Once again, the attacks went unnoticed by health workers, although they had known that Biggs had another child taken into care in 2001. Yet again, there were missed opportunities, and a breakdown in sharing information. After the Tyrell trial, Hackney council issued a statement: "The area child protection committee is concluding its investigation. Recommendations will be implemented by the respective agencies. Appropriate action will be taken as required if individual failings are identified." But the results of their investigation were never made public.

It is precisely this sort of reaction that increases the public's antagonism towards social workers. I have not read this report, but there is another element here. It may have uncovered good practice by social workers as well. The good work that social services undoubtedly do is rarely revealed. I am all for lambasting incompetency and serious mistakes, but social workers seem to operate in a world without recognition. This is not good for their morale or their profession – and therefore, for children. We need to be transparent. It's the children whom we are supposed to be protecting, after all.

When I joined the child protection team, I thought I had all the answers. I thought, for example, that social workers were the source of many of our problems. But I soon discovered that most social workers are dedicated professionals. Dev, a social worker, told me: "It's one of the toughest jobs in Britain, if not the toughest. Many of us crumble, some more quickly than others. Others resort to defence mechanisms; a sort of survival whereby they 'shut down', numb themselves so they don't 'see' what's in front of them any more. But who watches out for this? Nobody.

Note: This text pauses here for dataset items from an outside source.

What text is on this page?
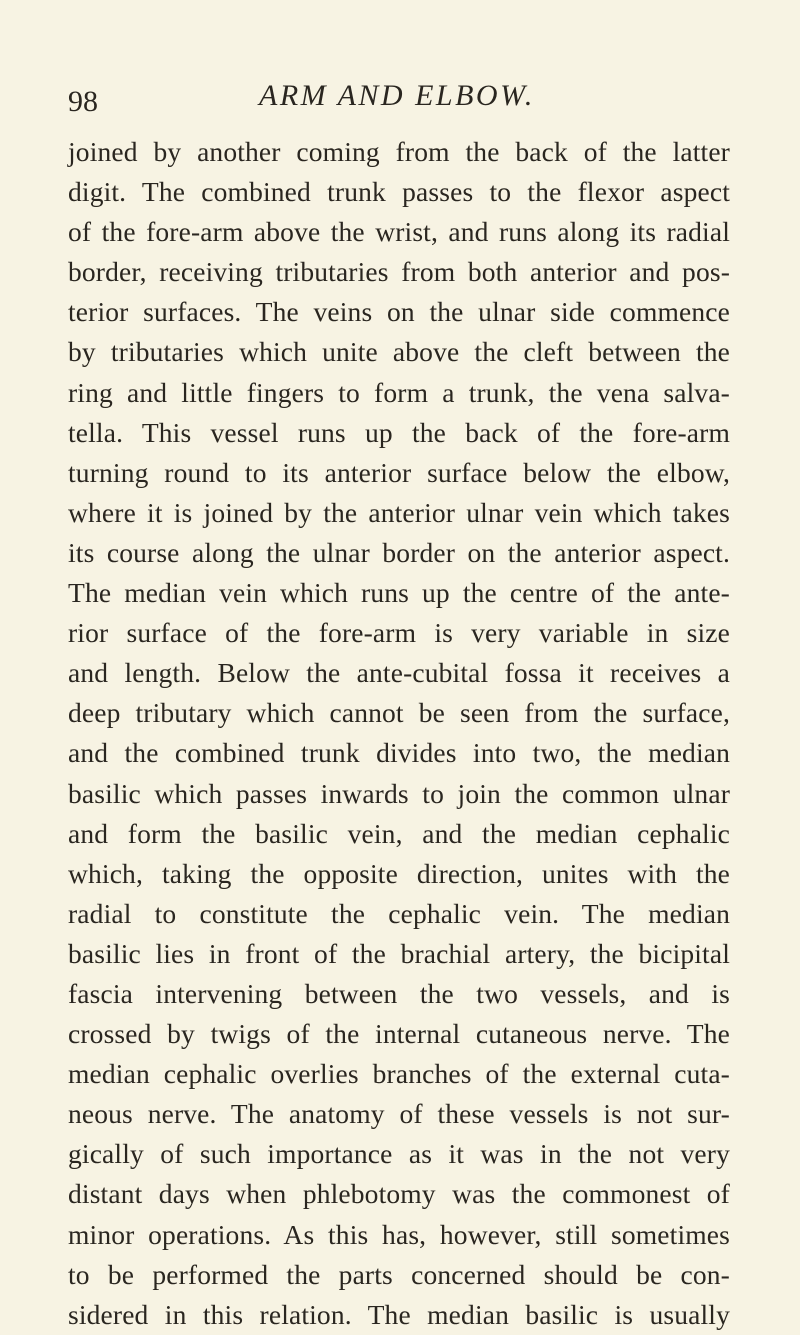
98	ARM AND ELBOW.
joined by another coming from the back of the latter
digit. The combined trunk passes to the flexor aspect
of the fore-arm above the wrist, and runs along its radial
border, receiving tributaries from both anterior and pos-
terior surfaces. The veins on the ulnar side commence
by tributaries which unite above the cleft between the
ring and little fingers to form a trunk, the vena salva-
tella. This vessel runs up the back of the fore-arm
turning round to its anterior surface below the elbow,
where it is joined by the anterior ulnar vein which takes
its course along the ulnar border on the anterior aspect.
The median vein which runs up the centre of the ante-
rior surface of the fore-arm is very variable in size
and length. Below the ante-cubital fossa it receives a
deep tributary which cannot be seen from the surface,
and the combined trunk divides into two, the median
basilic which passes inwards to join the common ulnar
and form the basilic vein, and the median cephalic
which, taking the opposite direction, unites with the
radial to constitute the cephalic vein. The median
basilic lies in front of the brachial artery, the bicipital
fascia intervening between the two vessels, and is
crossed by twigs of the internal cutaneous nerve. The
median cephalic overlies branches of the external cuta-
neous nerve. The anatomy of these vessels is not sur-
gically of such importance as it was in the not very
distant days when phlebotomy was the commonest of
minor operations. As this has, however, still sometimes
to be performed the parts concerned should be con-
sidered in this relation. The median basilic is usually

Nobody but us, and we're all so busy it's every man and woman for him or herself until it hits the fan."

Our social care system needs a massive overhaul: too many social workers have become demoralised. We have paedophiles who have been in trusted positions in society escaping with light sentences time and again. Our child protection system is outdated. There have been at least 70 public inquiries into its tragic failures. Inevitably, Lord Laming's report on the murder of Victoria ClimbiƩ repeated many of their recommendations. But the key points remain: lack of communication between agencies that should be working together; lack of training; lack of supervision; unqualified social work staff undertaking complex assessments.

How have we let this come to pass? Why is it that children, the most precious, most vulnerable part of our society, are not provided with a five-star service to protect them when things go wrong? Is it to do with funding? These are real kids dying here, kids in England, in London, the greatest, richest city in the world, dying for the lack of a really effective system, more training and, most importantly, more social workers.

We've been ignoring what is an enormous problem for far too long. We have to accept that a significant proportion of the population abuse thousands of children every day. Until we do so, and until we start changing our attitudes towards troublesome children, we are all guilty of neglect. The good news is that children can recover. It's up to us to get to them quickly enough and to provide them with the right kind of intervention.

"Baby X", Det Sgt Harry Keeble's account of his years working for the Hackney child protection team until 2006, is published this week. Keeble is a pseudonym adopted at the insistence of the Metropolitan Police.